Głośnikowy oraz łączówka ROD3, to dźwięk spójny, docieplony, choć nie pozbawiony rozdzielczości, o delikatnym nacisku na niższą średnicę. Kabel charakteryzuje się dużą kulturą brzmienia, odrobinę łagodzi szorstkości, stara się nie uwypuklać sybilantów. Wysokie tony są rozdzielcze, jednak podane delikatniej niż w kablach odniesienia. Całość brzmienia pozostaje gładka i przyjemna w odbiorze. Na tle Audioquesta Midnighta do którego ROD1 był bardzo podobny, ROD3 jest mniej żywiołowy i ma oszczędniej podane wysokie tony. Na dole pasma jest mniej dopełniony, najniższe dźwięki są nieco mniej słyszalne. Sądzę, że to świadomy wybór producenta. Utarło się, że średnica pasma jest najważniejsza i po części zgadzam się z tym. Istnieje moda na eksponowanie średnicy, wydaje się to być bardziej audiofilskie.
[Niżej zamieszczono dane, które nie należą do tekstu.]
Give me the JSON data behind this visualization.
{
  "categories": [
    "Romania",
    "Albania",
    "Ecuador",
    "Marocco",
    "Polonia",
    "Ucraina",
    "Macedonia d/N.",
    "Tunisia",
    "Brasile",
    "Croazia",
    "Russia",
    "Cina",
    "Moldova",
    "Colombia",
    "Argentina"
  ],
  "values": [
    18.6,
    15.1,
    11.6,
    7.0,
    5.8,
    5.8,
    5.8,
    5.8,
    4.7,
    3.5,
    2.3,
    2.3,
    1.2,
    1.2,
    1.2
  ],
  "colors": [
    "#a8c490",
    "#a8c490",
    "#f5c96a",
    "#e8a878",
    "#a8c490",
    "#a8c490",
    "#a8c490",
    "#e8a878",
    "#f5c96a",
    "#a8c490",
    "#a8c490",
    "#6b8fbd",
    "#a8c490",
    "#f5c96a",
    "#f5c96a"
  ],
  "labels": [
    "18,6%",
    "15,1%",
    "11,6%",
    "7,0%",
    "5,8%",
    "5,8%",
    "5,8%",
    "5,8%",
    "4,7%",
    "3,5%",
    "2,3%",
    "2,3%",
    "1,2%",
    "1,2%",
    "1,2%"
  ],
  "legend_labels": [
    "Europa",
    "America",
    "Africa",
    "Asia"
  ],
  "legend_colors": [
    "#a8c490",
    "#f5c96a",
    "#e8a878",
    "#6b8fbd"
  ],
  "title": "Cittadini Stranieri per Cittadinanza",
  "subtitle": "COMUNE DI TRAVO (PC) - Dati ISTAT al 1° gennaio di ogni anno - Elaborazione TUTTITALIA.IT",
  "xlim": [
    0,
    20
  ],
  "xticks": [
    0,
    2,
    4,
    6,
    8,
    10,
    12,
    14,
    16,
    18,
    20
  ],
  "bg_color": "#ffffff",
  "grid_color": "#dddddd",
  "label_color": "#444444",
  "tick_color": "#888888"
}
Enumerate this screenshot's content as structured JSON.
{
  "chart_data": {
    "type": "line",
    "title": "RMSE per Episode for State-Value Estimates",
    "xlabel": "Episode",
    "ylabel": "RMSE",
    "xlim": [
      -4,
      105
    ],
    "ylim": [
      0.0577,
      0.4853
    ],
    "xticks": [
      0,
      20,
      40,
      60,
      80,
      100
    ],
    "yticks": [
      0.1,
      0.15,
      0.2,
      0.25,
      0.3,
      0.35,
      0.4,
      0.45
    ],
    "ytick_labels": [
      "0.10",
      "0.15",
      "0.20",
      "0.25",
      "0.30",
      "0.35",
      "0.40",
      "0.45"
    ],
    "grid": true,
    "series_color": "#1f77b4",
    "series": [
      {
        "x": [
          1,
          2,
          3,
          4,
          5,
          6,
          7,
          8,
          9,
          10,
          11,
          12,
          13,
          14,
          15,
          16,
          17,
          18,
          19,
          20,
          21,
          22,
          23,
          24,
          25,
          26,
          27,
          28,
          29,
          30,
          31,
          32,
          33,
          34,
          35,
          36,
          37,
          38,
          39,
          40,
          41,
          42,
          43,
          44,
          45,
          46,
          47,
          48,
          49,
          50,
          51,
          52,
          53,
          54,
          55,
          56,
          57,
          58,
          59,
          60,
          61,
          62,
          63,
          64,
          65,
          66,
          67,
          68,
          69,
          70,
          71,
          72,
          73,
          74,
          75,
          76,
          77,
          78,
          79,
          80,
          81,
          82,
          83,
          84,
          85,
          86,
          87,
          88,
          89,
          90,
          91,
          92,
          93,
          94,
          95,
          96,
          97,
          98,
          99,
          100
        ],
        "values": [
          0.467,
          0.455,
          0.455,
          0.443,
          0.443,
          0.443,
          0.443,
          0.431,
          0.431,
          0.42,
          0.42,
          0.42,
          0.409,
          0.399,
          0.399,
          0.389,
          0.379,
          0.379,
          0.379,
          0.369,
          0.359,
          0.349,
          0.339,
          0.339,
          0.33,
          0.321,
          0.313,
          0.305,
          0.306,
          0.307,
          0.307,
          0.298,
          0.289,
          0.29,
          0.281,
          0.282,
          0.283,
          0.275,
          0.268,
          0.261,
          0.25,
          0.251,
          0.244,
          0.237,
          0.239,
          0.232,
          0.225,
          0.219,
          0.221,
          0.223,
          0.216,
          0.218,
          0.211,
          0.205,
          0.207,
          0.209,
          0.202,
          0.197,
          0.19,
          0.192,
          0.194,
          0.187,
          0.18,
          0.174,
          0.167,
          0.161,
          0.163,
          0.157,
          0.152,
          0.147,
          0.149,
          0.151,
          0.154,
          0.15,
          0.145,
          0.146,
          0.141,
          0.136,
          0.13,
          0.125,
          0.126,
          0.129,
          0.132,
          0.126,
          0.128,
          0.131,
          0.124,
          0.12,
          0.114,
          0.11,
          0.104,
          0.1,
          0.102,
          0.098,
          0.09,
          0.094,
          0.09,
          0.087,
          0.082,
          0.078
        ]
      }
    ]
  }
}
ROD3 nie idzie aż tak daleko, wprawdzie delikatnie zmierza w tym kierunku, jednak nadal zostaje kablem neutralnym.
Kable kreują prawidłową scenę muzyczną. Wokale są nieco bliżej ustawione w stronę słuchacza, niż jestem przyzwyczajony, jednak pozostałe instrumenty znajdują się dokładnie tam, gdzie się spodziewałem je znaleźć. Tak oddana akustyka nagrania, może się podobać. Porządek na scenie, sporo powietrza wokół instrumentów, oraz odpowiednia ich masa, to mocne strony przewodów.
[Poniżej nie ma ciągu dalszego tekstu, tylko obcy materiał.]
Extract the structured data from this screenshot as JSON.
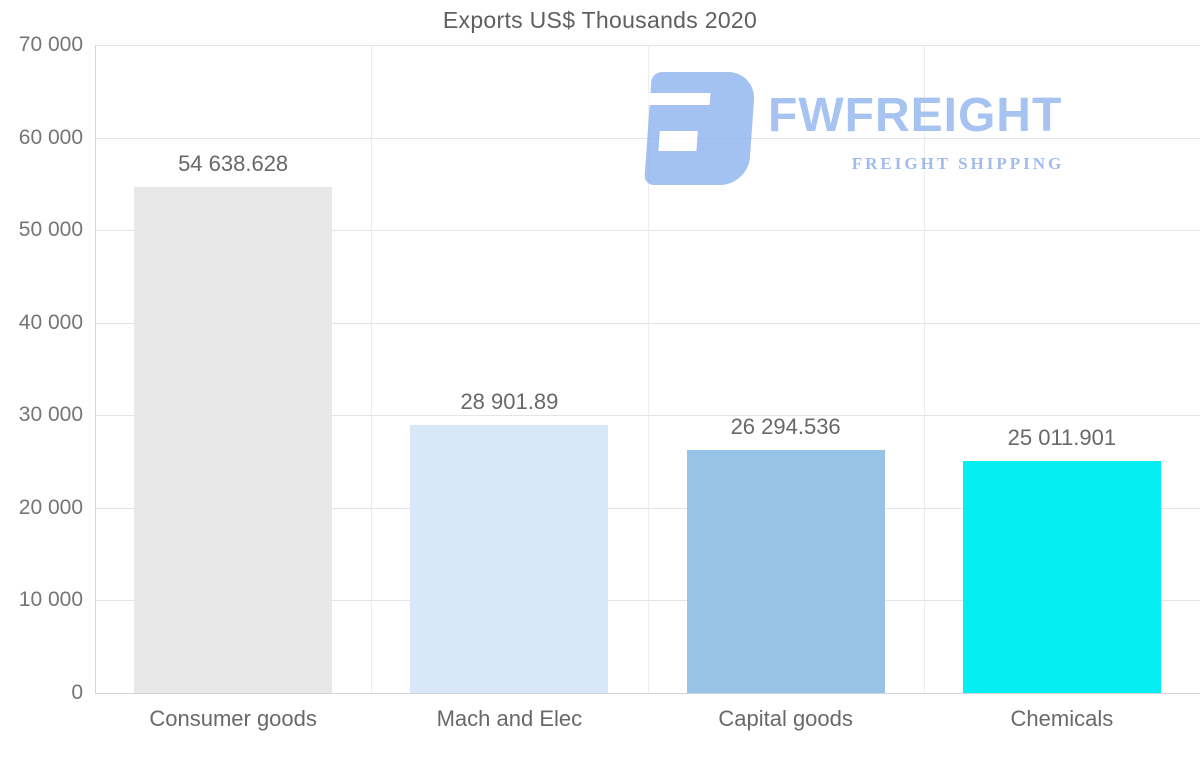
{
  "title": "Exports US$ Thousands 2020",
  "logo": {
    "wordmark": "FWFREIGHT",
    "tagline": "FREIGHT SHIPPING",
    "color": "#93b7f0"
  },
  "chart_data": {
    "type": "bar",
    "title": "Exports US$ Thousands 2020",
    "categories": [
      "Consumer goods",
      "Mach and Elec",
      "Capital goods",
      "Chemicals"
    ],
    "values": [
      54638.628,
      28901.89,
      26294.536,
      25011.901
    ],
    "value_labels": [
      "54 638.628",
      "28 901.89",
      "26 294.536",
      "25 011.901"
    ],
    "bar_colors": [
      "#e8e8e8",
      "#d9e8f8",
      "#97c3e7",
      "#05eef2"
    ],
    "xlabel": "",
    "ylabel": "",
    "ylim": [
      0,
      70000
    ],
    "ytick_step": 10000,
    "ytick_labels": [
      "0",
      "10 000",
      "20 000",
      "30 000",
      "40 000",
      "50 000",
      "60 000",
      "70 000"
    ],
    "grid": true,
    "legend": false,
    "legend_position": "none"
  }
}
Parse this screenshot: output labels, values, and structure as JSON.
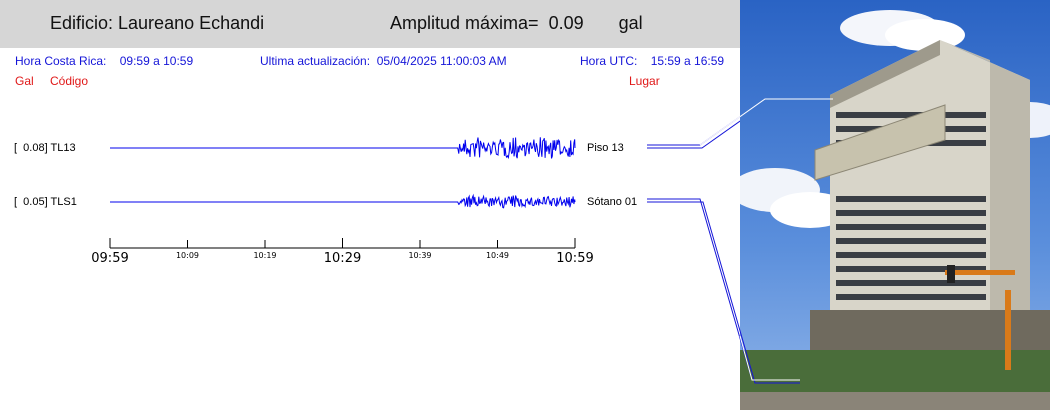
{
  "header": {
    "building": "Edificio: Laureano Echandi",
    "amplitude_label": "Amplitud máxima=",
    "amplitude_value": "0.09",
    "amplitude_unit": "gal"
  },
  "info": {
    "cr_label": "Hora Costa Rica:",
    "cr_range": "09:59 a 10:59",
    "update_label": "Ultima actualización:",
    "update_value": "05/04/2025 11:00:03 AM",
    "utc_label": "Hora UTC:",
    "utc_range": "15:59 a 16:59"
  },
  "columns": {
    "gal": "Gal",
    "code": "Código",
    "place": "Lugar"
  },
  "colors": {
    "trace": "#0000ee",
    "info_text": "#1515d8",
    "column_text": "#e01818",
    "header_bg": "#d6d6d6"
  },
  "chart_data": {
    "type": "line",
    "x_unit": "time",
    "x_range": [
      "09:59",
      "10:59"
    ],
    "major_ticks": [
      "09:59",
      "10:29",
      "10:59"
    ],
    "minor_ticks": [
      "10:09",
      "10:19",
      "10:39",
      "10:49"
    ],
    "series": [
      {
        "code": "TL13",
        "peak_gal": "0.08",
        "location": "Piso 13",
        "event_start": "10:44",
        "event_end": "10:59",
        "relative_amplitude": 1.0
      },
      {
        "code": "TLS1",
        "peak_gal": "0.05",
        "location": "Sótano 01",
        "event_start": "10:44",
        "event_end": "10:59",
        "relative_amplitude": 0.6
      }
    ]
  },
  "photo": {
    "description_icon": "building-photo"
  }
}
Svenrods ROD3, to porządnie zrobione przewody, o dobrym brzmieniu. Dobrane odpowiednio do sprzętu, mogą wnieść sporo dobrego.
Robert Trzeszczyński
Cena detaliczna IC: 1400 PLN
Cena detaliczna SP: 3200 PLN
System wykorzystany w teście:
Kolumny: Dynaudio C3, Zoller Solution
Końcówki mocy: ML 23.5, Audionet AMP 1
Preamp: Thule PR 100, Audionet PRE1V2 + zewnętrzny zasilacz EPS
CD: Audionet ART V2
Transport: SB Touch,
DAC: Audio surgery Protagonist,
Kable głośnikowe: Audioquest Midnight,
Kable sygnałowe: Cosmic Audio, Siltech SQ-56 G3
Kable cyfrowe: Audiomica Laboratory Calcit GLD,
Kable sieciowe: Nemesis Audio Project, Tara Labs, Transparent,
Listwy sieciowe: Sun Leiste,
Pokoje odsłuchowe: 19m2 i 19,5m2, zaadaptowane akustycznie.